2-2 不自由な自然 2
明途を見守る少女はしばらく彼の近くにいた。彼女は明途の近くにしゃがみこんで、彼のことを見る。彼女にとっては特に変わったところもない人間だ。その顔を見ても、面白みはない。ただ、この場所で眠ったままだと、各自にあれに殺されるだろう。この森は眠ることができることができるほど安全ではないのだ。
「それにしても、幹部は何を考えてこの場所にこの人を送り込んできたのかしらぁ。それとも、これは幹部じゃなくて~、博士のせい? どちらにしても、こんな場所に繋ぐなんて悪趣味ですねー」
彼女はそう呟きながら、警戒していた。そのゆったりとした話し方とは裏腹に、その視線は鋭い。少しの変化も見逃さないようにしているように見えた。

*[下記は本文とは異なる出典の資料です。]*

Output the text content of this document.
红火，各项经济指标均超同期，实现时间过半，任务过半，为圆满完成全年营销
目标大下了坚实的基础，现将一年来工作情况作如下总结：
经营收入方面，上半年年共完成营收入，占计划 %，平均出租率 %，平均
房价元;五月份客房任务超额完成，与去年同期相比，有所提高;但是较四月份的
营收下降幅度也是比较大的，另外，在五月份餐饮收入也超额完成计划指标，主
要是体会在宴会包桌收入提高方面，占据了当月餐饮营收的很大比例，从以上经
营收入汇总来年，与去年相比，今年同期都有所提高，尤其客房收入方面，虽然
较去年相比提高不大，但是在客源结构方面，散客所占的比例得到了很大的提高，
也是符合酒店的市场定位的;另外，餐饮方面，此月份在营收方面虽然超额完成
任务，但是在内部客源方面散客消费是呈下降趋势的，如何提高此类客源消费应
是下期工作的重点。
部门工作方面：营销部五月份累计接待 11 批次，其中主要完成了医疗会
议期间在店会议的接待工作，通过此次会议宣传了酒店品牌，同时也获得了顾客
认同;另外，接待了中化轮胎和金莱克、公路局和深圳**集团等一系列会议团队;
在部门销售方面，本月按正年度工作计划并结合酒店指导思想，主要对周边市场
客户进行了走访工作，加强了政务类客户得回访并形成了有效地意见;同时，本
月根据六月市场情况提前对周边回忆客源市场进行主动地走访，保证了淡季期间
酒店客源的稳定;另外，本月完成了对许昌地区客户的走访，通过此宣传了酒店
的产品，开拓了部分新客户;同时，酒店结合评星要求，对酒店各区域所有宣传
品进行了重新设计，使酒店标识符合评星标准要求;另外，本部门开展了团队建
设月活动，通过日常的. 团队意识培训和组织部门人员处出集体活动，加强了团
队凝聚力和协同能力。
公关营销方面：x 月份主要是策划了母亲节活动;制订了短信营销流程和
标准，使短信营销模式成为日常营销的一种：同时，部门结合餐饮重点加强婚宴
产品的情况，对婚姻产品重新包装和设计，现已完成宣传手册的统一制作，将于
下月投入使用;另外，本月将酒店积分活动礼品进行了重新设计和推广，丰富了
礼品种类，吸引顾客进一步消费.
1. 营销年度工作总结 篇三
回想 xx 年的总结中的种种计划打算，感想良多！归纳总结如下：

しばらく、彼女はそうしていたのだが、彼がもぞもぞと動き始めた。そろそろ起きるのかもしれないと思い、彼女は明途から離れて森の木と茂みの後ろに隠れた。すると、彼は自分が眠っていたことを自覚したのか、上半身をバッと起こした。周りを見ながら、自分の体も確認する。どこにも何かに襲われたような傷跡はない。こんな場所で眠ってしまった自分に不用心すぎるという恐怖を感じていたが、幸いにも何事もなくてよかった。と思ったのだが、立ち上がろうと手を付いたところに視線を落とすと、そこには何かの足後に見えるものが地面についていた。あの化け物ではないように見える。しかし、そもそもこの場所に元々あったものかもしれない。だとすれば、この森の中というか、この大自然の空間に他の人間がいるということになるのかもしれない。ただ、あの化け物を見た後だと、その足跡を残すような足を持つ化け物がいないとも限らない。そう考えると、背筋に冷たいものが走る。彼は身震いしながら、恐怖を忘れるようにして、また森の中に入っていく。
彼を近くで見守っていた彼女は、彼が元気になり、森の中に入るところを見届けるだけで、彼についていくことはしなかった。彼を守り続けたいというわけでもなく、ただただこの迷宮城に入ってきた人間に興味があっただけなのだ。さらに、この迷宮城にいれば、また会うこともあるだろう。彼女は彼の背中が見えなくなると、森の中を迷いなく進んでいった。
後ろで草木が揺れて、擦れる音が聞こえるだけで、肩がピクリと動いてしまう。心なしか、先ほどよりも暗いような気がしてきていた。それがすぐに勘違いではないことに気が付いた。太陽の光は木々の枝葉に遮られて暗くなっていく。森が深くなっているのが実感できるような形で暗くなっていく。やがて、ぎりぎり目が見える程度の明るさになると、同時に森の不気味さが強く感じてしまう。先ほどよりも、木々の音に恐怖を感じてしまう。
「くそ、なんだよ」
声を出して、何とか恐怖心と不安に意識を取られすぎないようにしていた。しかし、彼はその場で足を止めた。視界には不自然なほど赤い何かが光っていた。その光は二つだけで、横並びになっている。その並び方は暗闇も相まって何かの目にしか見えないのだが、目だとすればかなり大きいだろう。光の大きさは掌より少し大きい程度のものだ。それがゆっくりと横に動いたように見えた。彼の体が固まる。驚きでからだが縛られたように硬直する。見間違いかと思ったが、二度目にそれが動いているのを見て、それが確実に動いていることがわかった。
「嘘だろ」
彼の視界の中、見えにくい視界の中で、微かにそれの輪郭が浮かび上がる。この森に入るときに戦った化け物を大きくして、より気色悪くしたような体を持った大きな化け物が見えた。最初に戦った化け物は大きさ的には子供位の物だったが、今、目の前にいるのは、大人よりも明らかに大きい化け物だ。頭の位置が彼の背丈の高さ位にあるということは、体がそれより大きいというわけだ。彼はその見た目に、また恐怖心を覚える。この場所が薄暗くなければ、気絶している自信があるほどだ。しかし、この視界の悪さに感謝しながら、彼は戦うことにした。
彼が戦う決意をしたところで、相手が飛び上がる。飛ぶ時点で、地面が揺れるような音が聞こえた。木々をバキバキと折りながら、確実にジャンプで距離が詰まっている。手に付けているバックラーでは、大きな化け物のタックルを弾き飛ばすことはできないだろう。相手の体重の方が重いだろうし、さらにジャンプしたせいで、その勢いも乗っている。彼は何とかして逃げようとしたのだが、相手の体が大きいせいで、大きく距離を開けることが難しい。相手の着地の瞬間に彼は前に思い切りとんだ。その瞬間に、何かが爆発したかのような音と共に、彼に衝撃波が襲い掛かる。